Piękno pod wiatr

Piękno pod wiatr

(Zwrotka 1)
Szare mury internatu, chłodny rygor, obcy świat,
Tam Dorota dorastała, tam rzucił ją losu wiatr.
Kazali zdrapywać lakier, gasić w oczach każdy blask,
A ona w za małych butach, byle ładną być choć raz.
Dziś te buty bolą w stopach, ale dusza dumna jest,
Przetrwała bicie brata, matki rozkaz, każdy test.
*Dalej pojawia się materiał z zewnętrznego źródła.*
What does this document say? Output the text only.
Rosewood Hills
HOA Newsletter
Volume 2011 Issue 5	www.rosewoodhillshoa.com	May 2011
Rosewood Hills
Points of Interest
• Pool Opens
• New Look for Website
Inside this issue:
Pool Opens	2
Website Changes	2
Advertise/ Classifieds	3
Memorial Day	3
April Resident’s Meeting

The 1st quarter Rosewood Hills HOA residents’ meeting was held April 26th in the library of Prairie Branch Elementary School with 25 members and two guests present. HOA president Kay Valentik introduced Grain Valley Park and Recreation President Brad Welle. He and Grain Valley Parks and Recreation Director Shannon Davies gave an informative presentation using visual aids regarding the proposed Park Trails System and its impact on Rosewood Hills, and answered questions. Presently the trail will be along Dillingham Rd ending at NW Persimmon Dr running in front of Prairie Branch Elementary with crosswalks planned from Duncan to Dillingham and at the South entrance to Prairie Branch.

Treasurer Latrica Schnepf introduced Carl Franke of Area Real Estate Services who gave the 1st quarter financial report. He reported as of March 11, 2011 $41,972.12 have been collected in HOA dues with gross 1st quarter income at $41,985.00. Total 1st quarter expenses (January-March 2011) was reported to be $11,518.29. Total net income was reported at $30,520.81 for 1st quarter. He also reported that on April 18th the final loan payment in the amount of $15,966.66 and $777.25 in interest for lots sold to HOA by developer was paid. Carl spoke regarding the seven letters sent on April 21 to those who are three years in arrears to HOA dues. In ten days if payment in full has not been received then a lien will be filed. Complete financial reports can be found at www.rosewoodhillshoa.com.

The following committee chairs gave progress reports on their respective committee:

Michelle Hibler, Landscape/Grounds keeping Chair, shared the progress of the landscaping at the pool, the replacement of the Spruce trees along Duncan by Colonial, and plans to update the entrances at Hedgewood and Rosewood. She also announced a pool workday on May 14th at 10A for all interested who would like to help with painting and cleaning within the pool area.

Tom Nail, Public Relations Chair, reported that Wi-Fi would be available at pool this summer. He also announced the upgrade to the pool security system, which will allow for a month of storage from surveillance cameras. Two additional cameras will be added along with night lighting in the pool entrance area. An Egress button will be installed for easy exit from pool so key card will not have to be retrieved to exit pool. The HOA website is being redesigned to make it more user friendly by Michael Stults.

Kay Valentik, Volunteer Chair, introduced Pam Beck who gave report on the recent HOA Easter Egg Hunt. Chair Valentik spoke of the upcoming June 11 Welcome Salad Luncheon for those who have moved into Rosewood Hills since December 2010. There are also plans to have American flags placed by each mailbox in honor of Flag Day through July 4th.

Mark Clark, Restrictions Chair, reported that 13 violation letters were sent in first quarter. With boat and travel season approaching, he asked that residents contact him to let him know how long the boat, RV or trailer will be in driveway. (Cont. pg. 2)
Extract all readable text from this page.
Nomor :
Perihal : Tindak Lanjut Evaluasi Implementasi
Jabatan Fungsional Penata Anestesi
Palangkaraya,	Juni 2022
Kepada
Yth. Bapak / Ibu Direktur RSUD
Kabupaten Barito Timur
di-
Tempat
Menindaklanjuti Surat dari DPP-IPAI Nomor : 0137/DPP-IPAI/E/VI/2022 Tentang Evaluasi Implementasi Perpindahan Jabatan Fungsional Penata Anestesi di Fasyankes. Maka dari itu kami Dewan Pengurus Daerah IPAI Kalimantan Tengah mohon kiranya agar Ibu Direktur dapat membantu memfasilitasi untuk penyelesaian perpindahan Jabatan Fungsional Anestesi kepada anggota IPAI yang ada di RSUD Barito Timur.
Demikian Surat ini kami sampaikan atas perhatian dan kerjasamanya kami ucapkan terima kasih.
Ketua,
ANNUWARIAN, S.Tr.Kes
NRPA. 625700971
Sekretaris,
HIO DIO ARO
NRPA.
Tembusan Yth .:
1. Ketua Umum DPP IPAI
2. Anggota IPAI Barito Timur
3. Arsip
Szukała tylko miłości, ojca, którego nie było,
W ramionach, gdzie zamiast ciepła – tylko picie się tliło.
(Refren)
Mamo Doroto, dziś Twoje oczy są jasne i czyste,
Przeszłaś przez ogień, by znaleźć życie oczywiste.
Dziękuję za siłę, za dom, który nam dałaś,
Za to, że z tyranii odejść w końcu odważyłaś!
Jesteś piękna, Mamo, bardziej niż kiedykolwiek,
Warta każdego szczęścia, jakie poznać może człowiek.
(Zwrotka 2)
Dziewięć lat miałam, komunia – to był ten przełomowy czas,
Powiedziałaś: „odchodzę”, ratując siebie i nas.
Tyran został w tyle, w kieliszku utopił swój lęk,
A Ty spotkałaś Daniela – w Twoim życiu nowy dźwięk.
Dwadzieścia dwa lata razem, wzloty, upadki i strach,
Ale przetrwaliście wszystko, budując wspólny dach.